In Fong Thin Choo, the Singapore High Court applied the approach to factual error adumbrated by Lord Justice Scarman in Tameside. Thus, it has been accepted that the courts in Singapore may invalidate the decision of a public authority when there has been a misunderstanding or ignorance of an established and relevant fact.

However, there is still no certainty as to how judges will apply their powers of judicial review when an error of material fact has been committed. Fong Thin Choo was decided in 1991, prior to the UK case E v. Home Secretary. Hence, it still remains to be seen if the courts in Singapore will adopt the four requirements that were laid down in E v. Home Secretary. One view is that there is little reason for the courts to reject these requirements, given that Fong Thin Choo cited Tameside with approval, and E v. Home Secretary was based upon this case.

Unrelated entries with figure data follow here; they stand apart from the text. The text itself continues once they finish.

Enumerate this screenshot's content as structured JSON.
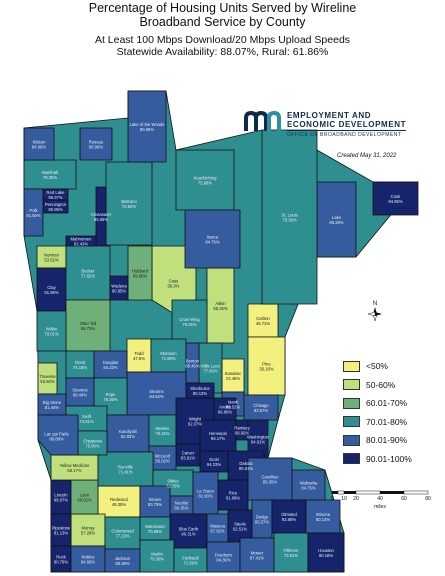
{
  "title": {
    "line1": "Percentage of Housing Units Served by Wireline",
    "line2": "Broadband Service by County",
    "line3": "At Least 100 Mbps Download/20 Mbps Upload Speeds",
    "line4": "Statewide Availability: 88.07%, Rural: 61.86%"
  },
  "logo": {
    "line1": "EMPLOYMENT AND",
    "line2": "ECONOMIC DEVELOPMENT",
    "line3": "OFFICE OF BROADBAND DEVELOPMENT"
  },
  "created": "Created May 31, 2022",
  "legend": [
    {
      "label": "<50%",
      "color": "#f2f07e"
    },
    {
      "label": "50-60%",
      "color": "#bfe07d"
    },
    {
      "label": "60.01-70%",
      "color": "#6fb07a"
    },
    {
      "label": "70.01-80%",
      "color": "#2f8f90"
    },
    {
      "label": "80.01-90%",
      "color": "#355c9e"
    },
    {
      "label": "90.01-100%",
      "color": "#16246b"
    }
  ],
  "scale": {
    "ticks": [
      "0",
      "10",
      "20",
      "40",
      "60",
      "80"
    ],
    "unit": "miles"
  },
  "north_label": "N",
  "counties": [
    {
      "name": "Norman",
      "value": "53.52%",
      "cls": 1
    },
    {
      "name": "Todd",
      "value": "47.6%",
      "cls": 0
    },
    {
      "name": "Cass",
      "value": "56.3%",
      "cls": 1
    },
    {
      "name": "Aitkin",
      "value": "56.26%",
      "cls": 1
    },
    {
      "name": "Carlton",
      "value": "46.71%",
      "cls": 0
    },
    {
      "name": "Pine",
      "value": "35.16%",
      "cls": 0
    },
    {
      "name": "Kanabec",
      "value": "23.46%",
      "cls": 0
    },
    {
      "name": "Traverse",
      "value": "52.60%",
      "cls": 1
    },
    {
      "name": "Redwood",
      "value": "48.35%",
      "cls": 0
    },
    {
      "name": "Murray",
      "value": "57.28%",
      "cls": 1
    },
    {
      "name": "Lincoln",
      "value": "98.07%",
      "cls": 5
    },
    {
      "name": "Lyon",
      "value": "68.82%",
      "cls": 2
    },
    {
      "name": "Yellow Medicine",
      "value": "58.17%",
      "cls": 1
    },
    {
      "name": "Clay",
      "value": "91.86%",
      "cls": 5
    },
    {
      "name": "Cook",
      "value": "94.95%",
      "cls": 5
    },
    {
      "name": "Lake",
      "value": "86.28%",
      "cls": 4
    },
    {
      "name": "St. Louis",
      "value": "78.39%",
      "cls": 3
    },
    {
      "name": "Koochiching",
      "value": "75.68%",
      "cls": 3
    },
    {
      "name": "Itasca",
      "value": "84.76%",
      "cls": 4
    },
    {
      "name": "Mille Lacs",
      "value": "77.83%",
      "cls": 3
    },
    {
      "name": "Hubbard",
      "value": "69.66%",
      "cls": 2
    },
    {
      "name": "Pennington",
      "value": "90.95%",
      "cls": 5
    },
    {
      "name": "Marshall",
      "value": "79.25%",
      "cls": 3
    },
    {
      "name": "Kittson",
      "value": "84.06%",
      "cls": 4
    },
    {
      "name": "Roseau",
      "value": "88.96%",
      "cls": 4
    },
    {
      "name": "Beltrami",
      "value": "70.62%",
      "cls": 3
    },
    {
      "name": "Lake of the Woods",
      "value": "80.56%",
      "cls": 4
    },
    {
      "name": "Polk",
      "value": "81.56%",
      "cls": 4
    },
    {
      "name": "Red Lake",
      "value": "95.37%",
      "cls": 5
    },
    {
      "name": "Clearwater",
      "value": "95.88%",
      "cls": 5
    },
    {
      "name": "Mahnomen",
      "value": "92.43%",
      "cls": 5
    },
    {
      "name": "Becker",
      "value": "77.62%",
      "cls": 3
    },
    {
      "name": "Wadena",
      "value": "90.85%",
      "cls": 5
    },
    {
      "name": "Otter Tail",
      "value": "69.73%",
      "cls": 2
    },
    {
      "name": "Wilkin",
      "value": "70.01%",
      "cls": 3
    },
    {
      "name": "Grant",
      "value": "74.18%",
      "cls": 3
    },
    {
      "name": "Douglas",
      "value": "84.23%",
      "cls": 4
    },
    {
      "name": "Crow Wing",
      "value": "79.45%",
      "cls": 3
    },
    {
      "name": "Morrison",
      "value": "71.80%",
      "cls": 3
    },
    {
      "name": "Benton",
      "value": "88.45%",
      "cls": 4
    },
    {
      "name": "Stearns",
      "value": "84.64%",
      "cls": 4
    },
    {
      "name": "Pope",
      "value": "78.36%",
      "cls": 3
    },
    {
      "name": "Stevens",
      "value": "88.44%",
      "cls": 4
    },
    {
      "name": "Big Stone",
      "value": "81.44%",
      "cls": 4
    },
    {
      "name": "Swift",
      "value": "73.51%",
      "cls": 3
    },
    {
      "name": "Kandiyohi",
      "value": "82.82%",
      "cls": 4
    },
    {
      "name": "Meeker",
      "value": "76.15%",
      "cls": 3
    },
    {
      "name": "Wright",
      "value": "92.07%",
      "cls": 5
    },
    {
      "name": "Sherburne",
      "value": "90.13%",
      "cls": 5
    },
    {
      "name": "Isanti",
      "value": "86.52%",
      "cls": 4
    },
    {
      "name": "Chisago",
      "value": "83.57%",
      "cls": 4
    },
    {
      "name": "Anoka",
      "value": "96.80%",
      "cls": 5
    },
    {
      "name": "Hennepin",
      "value": "99.17%",
      "cls": 5
    },
    {
      "name": "Ramsey",
      "value": "98.92%",
      "cls": 5
    },
    {
      "name": "Washington",
      "value": "94.91%",
      "cls": 5
    },
    {
      "name": "Dakota",
      "value": "95.61%",
      "cls": 5
    },
    {
      "name": "Scott",
      "value": "94.23%",
      "cls": 5
    },
    {
      "name": "Carver",
      "value": "93.91%",
      "cls": 5
    },
    {
      "name": "McLeod",
      "value": "85.02%",
      "cls": 4
    },
    {
      "name": "Renville",
      "value": "71.41%",
      "cls": 3
    },
    {
      "name": "Chippewa",
      "value": "75.66%",
      "cls": 3
    },
    {
      "name": "Lac qui Parle",
      "value": "80.88%",
      "cls": 4
    },
    {
      "name": "Sibley",
      "value": "72.70%",
      "cls": 3
    },
    {
      "name": "Nicollet",
      "value": "86.35%",
      "cls": 4
    },
    {
      "name": "Le Sueur",
      "value": "81.90%",
      "cls": 4
    },
    {
      "name": "Rice",
      "value": "91.08%",
      "cls": 5
    },
    {
      "name": "Goodhue",
      "value": "89.35%",
      "cls": 4
    },
    {
      "name": "Wabasha",
      "value": "84.75%",
      "cls": 4
    },
    {
      "name": "Brown",
      "value": "83.79%",
      "cls": 4
    },
    {
      "name": "Pipestone",
      "value": "91.13%",
      "cls": 5
    },
    {
      "name": "Cottonwood",
      "value": "77.23%",
      "cls": 3
    },
    {
      "name": "Watonwan",
      "value": "70.86%",
      "cls": 3
    },
    {
      "name": "Blue Earth",
      "value": "90.31%",
      "cls": 5
    },
    {
      "name": "Waseca",
      "value": "87.02%",
      "cls": 4
    },
    {
      "name": "Steele",
      "value": "92.51%",
      "cls": 5
    },
    {
      "name": "Dodge",
      "value": "85.57%",
      "cls": 4
    },
    {
      "name": "Olmsted",
      "value": "93.66%",
      "cls": 5
    },
    {
      "name": "Winona",
      "value": "80.14%",
      "cls": 4
    },
    {
      "name": "Rock",
      "value": "90.79%",
      "cls": 5
    },
    {
      "name": "Nobles",
      "value": "84.69%",
      "cls": 4
    },
    {
      "name": "Jackson",
      "value": "86.39%",
      "cls": 4
    },
    {
      "name": "Martin",
      "value": "70.30%",
      "cls": 3
    },
    {
      "name": "Faribault",
      "value": "71.59%",
      "cls": 3
    },
    {
      "name": "Freeborn",
      "value": "84.36%",
      "cls": 4
    },
    {
      "name": "Mower",
      "value": "87.41%",
      "cls": 4
    },
    {
      "name": "Fillmore",
      "value": "73.91%",
      "cls": 3
    },
    {
      "name": "Houston",
      "value": "90.18%",
      "cls": 5
    }
  ]
}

However, a criticism of the E v. Home Secretary approach is that "it might undermine the important principle of finality". Moreover, the fear of opening the floodgates of litigation could be another pressing concern. These worries were expressed by the UK courts in Shaheen v Secretary of State for the Home Department (2005) and in MT (Algeria) v. Secretary of State for the Home Department (2007). In MT (Algeria), the Court of Appeal of England and Wales went so far as to warn against embracing this ground of review as it might have the effect of "turn[ing] what is a simple error of fact into an error of law by asserting some new fact which is itself contentious".

All these worries point to the need for a stringent test to be set out and applied, and it has been suggested that such a test is already available in the form of the four "burdensome" requirements laid down in E v. Home Secretary. Not only are the four requirements difficult to establish (which would allay the concerns about a flood of litigation and the principle of finality), they also provide a guiding framework as to what merits judicial review based on an error of material fact.